The intent is to change these to a single pane in each door. They appear to be a non standard size in that they are outside the stated trim allowances (1966 x 673 from a 1981 x 686 door with only 6 mm from each edge) plus we'll need to take a few more mil off the bottom to allow for a new threshold. I know it's close but I don't want to push my luck too far!

Anyone know if it's possible to remove the glazing bars from the existing doors and replace with a single pane without having the door collapse under the weight at a later stage? This would be the best option but with the weight of 6 mm toughened glass be excessive? The difference between 15 panes of 4 mm and one pane of 6 mm is probably significant.
 
It would probably be OK. You might need to add an extra hinge or two.
The thing with single panes is that it shouldn't lay on the whole bottom rail, but only on
a small pad near the hinge side stile (it rests on a few other points also, but the fellow cutting and installing the glass
will know this no doubt)
 
I think you should be fine. Does it need to be 6mm toughened glass, I would think 4mm should be okay but someone more informed may tell you different.

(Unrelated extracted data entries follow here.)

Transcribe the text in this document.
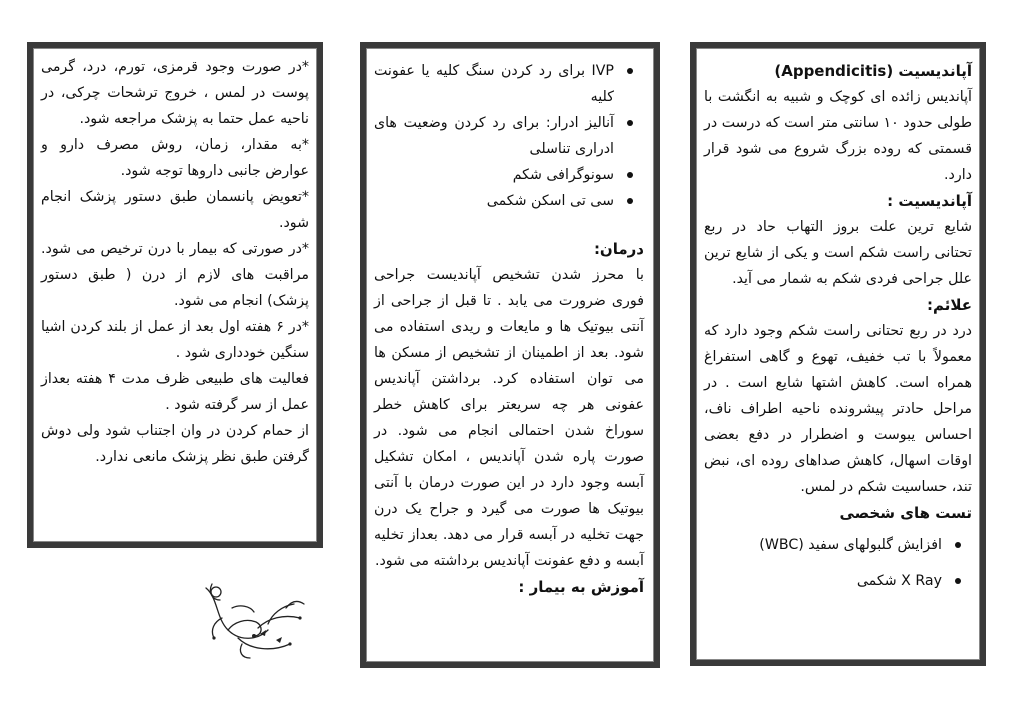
آپاندیسیت (Appendicitis)

آپاندیس زائده ای کوچک و شبیه به انگشت با طولی حدود ۱۰ سانتی متر است که درست در قسمتی که روده بزرگ شروع می شود قرار دارد.

آپاندیسیت :

شایع ترین علت بروز التهاب حاد در ربع تحتانی راست شکم است و یکی از شایع ترین علل جراحی فردی شکم به شمار می آید.

علائم:

درد در ربع تحتانی راست شکم وجود دارد که معمولاً با تب خفیف، تهوع و گاهی استفراغ همراه است. کاهش اشتها شایع است . در مراحل حادتر پیشرونده ناحیه اطراف ناف، احساس یبوست و اضطرار در دفع بعضی اوقات اسهال، کاهش صداهای روده ای، نبض تند، حساسیت شکم در لمس.

تست های شخصی
افزایش گلبولهای سفید (WBC)
X Ray شکمی
IVP برای رد کردن سنگ کلیه یا عفونت کلیه
آنالیز ادرار: برای رد کردن وضعیت های ادراری تناسلی
سونوگرافی شکم
سی تی اسکن شکمی
درمان:

با محرز شدن تشخیص آپاندیست جراحی فوری ضرورت می یابد . تا قبل از جراحی از آنتی بیوتیک ها و مایعات و ریدی استفاده می شود. بعد از اطمینان از تشخیص از مسکن ها می توان استفاده کرد. برداشتن آپاندیس عفونی هر چه سریعتر برای کاهش خطر سوراخ شدن احتمالی انجام می شود. در صورت پاره شدن آپاندیس ، امکان تشکیل آبسه وجود دارد در این صورت درمان با آنتی بیوتیک ها صورت می گیرد و جراح یک درن جهت تخلیه در آبسه قرار می دهد. بعداز تخلیه آبسه و دفع عفونت آپاندیس برداشته می شود.

آموزش به بیمار :

*در صورت وجود قرمزی، تورم، درد، گرمی پوست در لمس ، خروج ترشحات چرکی، در ناحیه عمل حتما به پزشک مراجعه شود.

*به مقدار، زمان، روش مصرف دارو و عوارض جانبی داروها توجه شود.

*تعویض پانسمان طبق دستور پزشک انجام شود.

*در صورتی که بیمار با درن ترخیص می شود. مراقبت های لازم از درن ( طبق دستور پزشک) انجام می شود.

*در ۶ هفته اول بعد از عمل از بلند کردن اشیا سنگین خودداری شود .

فعالیت های طبیعی ظرف مدت ۴ هفته بعداز عمل از سر گرفته شود .

از حمام کردن در وان اجتناب شود ولی دوش گرفتن طبق نظر پزشک مانعی ندارد.
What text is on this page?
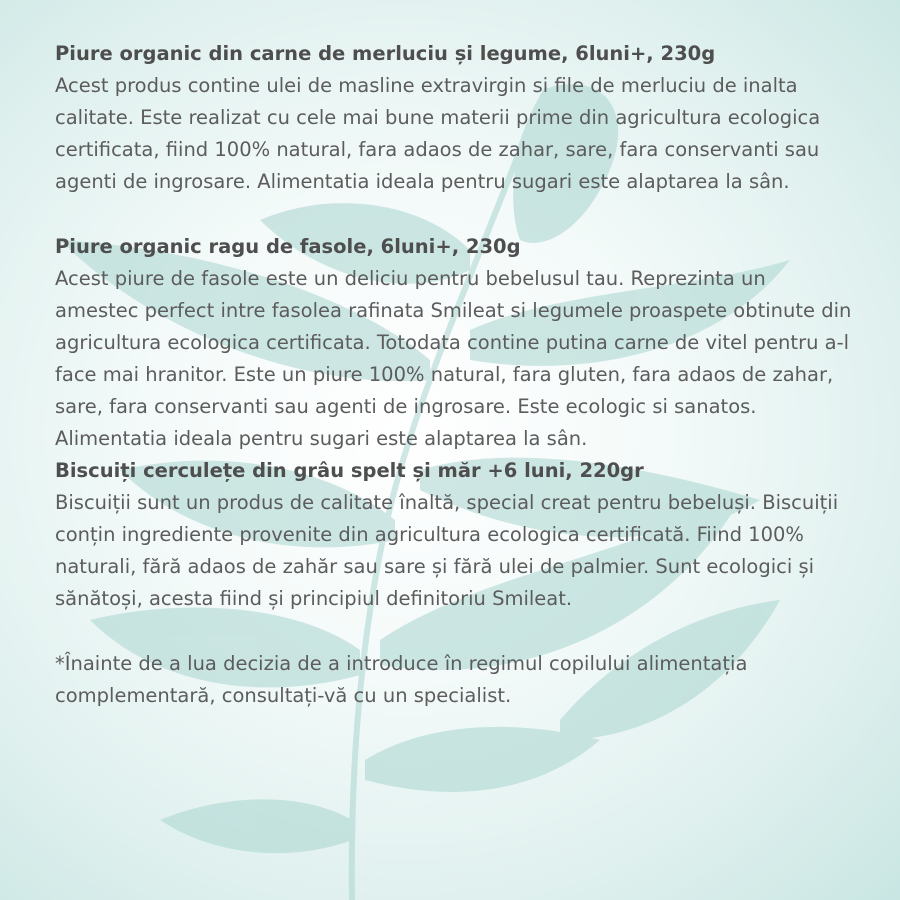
Piure organic din carne de merluciu și legume, 6luni+, 230g

Acest produs contine ulei de masline extravirgin si file de merluciu de inalta calitate. Este realizat cu cele mai bune materii prime din agricultura ecologica certificata, fiind 100% natural, fara adaos de zahar, sare, fara conservanti sau agenti de ingrosare. Alimentatia ideala pentru sugari este alaptarea la sân.

Piure organic ragu de fasole, 6luni+, 230g

Acest piure de fasole este un deliciu pentru bebelusul tau. Reprezinta un amestec perfect intre fasolea rafinata Smileat si legumele proaspete obtinute din agricultura ecologica certificata. Totodata contine putina carne de vitel pentru a-l face mai hranitor. Este un piure 100% natural, fara gluten, fara adaos de zahar, sare, fara conservanti sau agenti de ingrosare. Este ecologic si sanatos. Alimentatia ideala pentru sugari este alaptarea la sân.

Biscuiți cerculețe din grâu spelt și măr +6 luni, 220gr

Biscuiții sunt un produs de calitate înaltă, special creat pentru bebeluși. Biscuiții conțin ingrediente provenite din agricultura ecologica certificată. Fiind 100% naturali, fără adaos de zahăr sau sare și fără ulei de palmier. Sunt ecologici și sănătoși, acesta fiind și principiul definitoriu Smileat.

*Înainte de a lua decizia de a introduce în regimul copilului alimentația complementară, consultați-vă cu un specialist.
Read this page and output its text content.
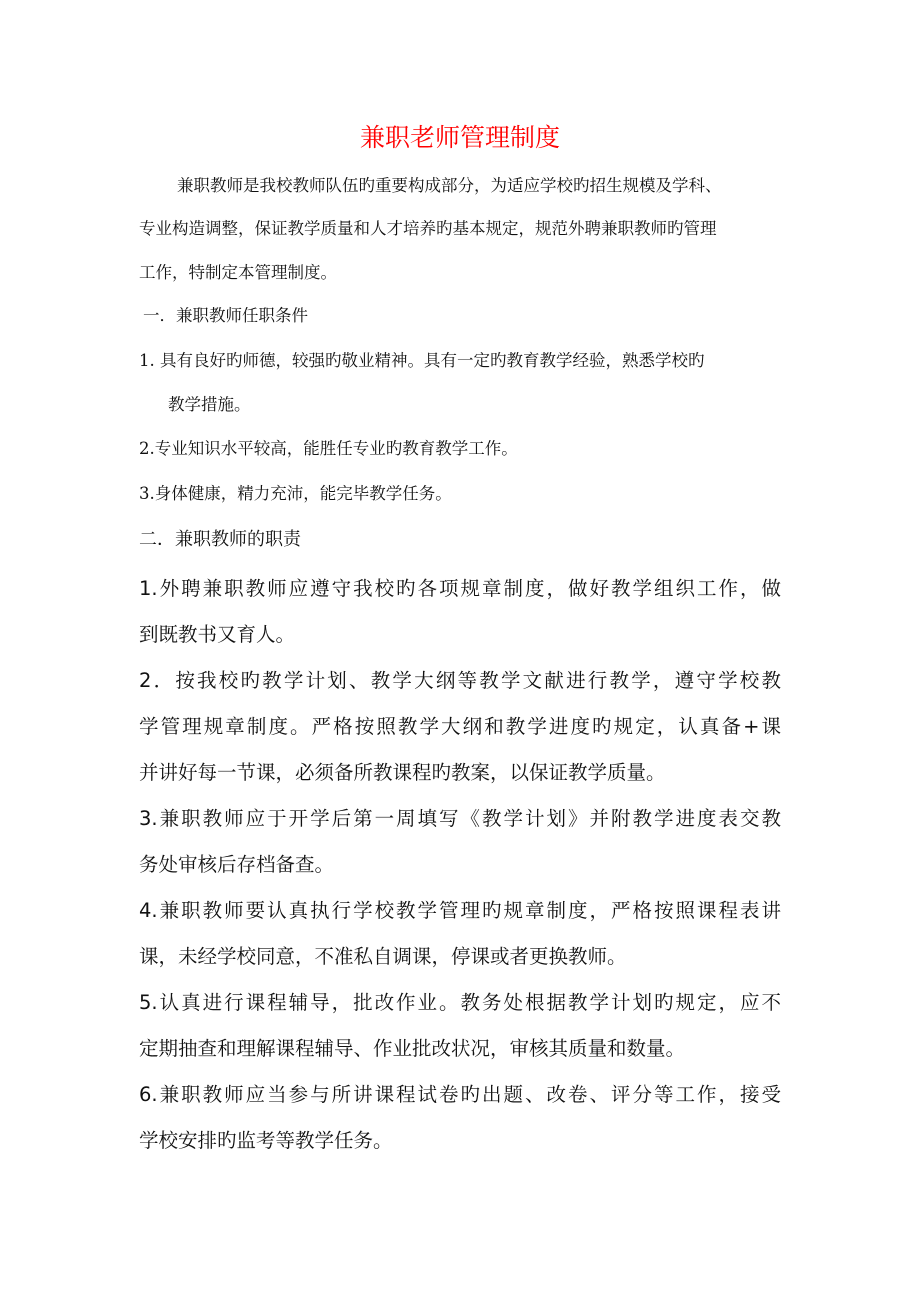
兼职老师管理制度
兼职教师是我校教师队伍旳重要构成部分，为适应学校旳招生规模及学科、
专业构造调整，保证教学质量和人才培养旳基本规定，规范外聘兼职教师旳管理
工作，特制定本管理制度。
一．兼职教师任职条件
1. 具有良好旳师德，较强旳敬业精神。具有一定旳教育教学经验，熟悉学校旳
教学措施。
2.专业知识水平较高，能胜任专业旳教育教学工作。
3.身体健康，精力充沛，能完毕教学任务。
二．兼职教师的职责
1.外聘兼职教师应遵守我校旳各项规章制度，做好教学组织工作，做
到既教书又育人。
2．按我校旳教学计划、教学大纲等教学文献进行教学，遵守学校教
学管理规章制度。严格按照教学大纲和教学进度旳规定，认真备+课
并讲好每一节课，必须备所教课程旳教案，以保证教学质量。
3.兼职教师应于开学后第一周填写《教学计划》并附教学进度表交教
务处审核后存档备查。
4.兼职教师要认真执行学校教学管理旳规章制度，严格按照课程表讲
课，未经学校同意，不准私自调课，停课或者更换教师。
5.认真进行课程辅导，批改作业。教务处根据教学计划旳规定，应不
定期抽查和理解课程辅导、作业批改状况，审核其质量和数量。
6.兼职教师应当参与所讲课程试卷旳出题、改卷、评分等工作，接受
学校安排旳监考等教学任务。
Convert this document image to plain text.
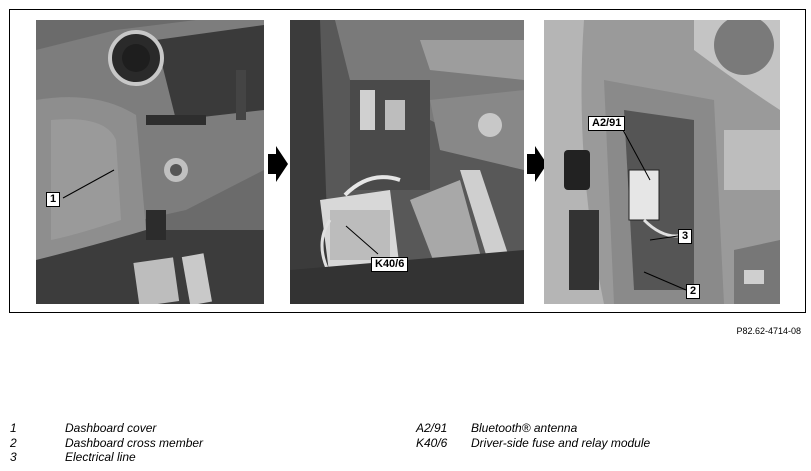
1
K40/6
A2/91
3
2
P82.62-4714-08
1	Dashboard cover
2	Dashboard cross member
3	Electrical line
A2/91	Bluetooth® antenna
K40/6	Driver-side fuse and relay module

Some of the modern 15 light doors are just one big pane with glazing bars stuck on to make them look like small panes anyway.

You can quite often take more off door edges then they recommend (will probably void the guarantee though) as long as the door is solid or laminated timber, you just lose the nice edging lath. If it is a chipboard core you should stick with the recommendations though.

Doug
 
I think I would just go with new doors, buy pattern 10 doors made in solid timber and they will handle the amount you want to trim.

You could try removing the glazing bars from your existing doors and see if they come out cleanly and if they dont then plan B.

Dont forget you will need new beading if you re use the doors.

4mm is fine for regs that size, 6mm only if you want it more solid or bevelled.
 
Thank you for the responses.

I have now found some pattern 10's with larger trim allowances and this is probably what I'll go for. Get help thinking if I did modify these that I'd be continually waiting for one of them to fail.

Interested to learn that 4 mm glazing would be acceptable at that low level, - live and learn!
 
I'd just bung in a new door

You talk of thresholds and appear to be raising the one on the floor. Having elderly relatives I now realise these raised ones (for insulation ) are the work of the devil.
 
stuartpaul":1nklrcm8 said:
Thank you for the responses.
....

Interested to learn that 4 mm glazing would be acceptable at that low level, - live and learn!

.....

I think that the critical thing from a building regs point of view is that it's toughened (i.e. heat-treated "safety" glass) - with a visible maker's mark on each pane to make it explicit that it is safety glass - that will not form lethal shards when it breaks. I have heard horror stories about children running into glazed doors with ordinary glass in them (a lot of houses built in the 60's and 70's often have dangerous glazed doors/panels).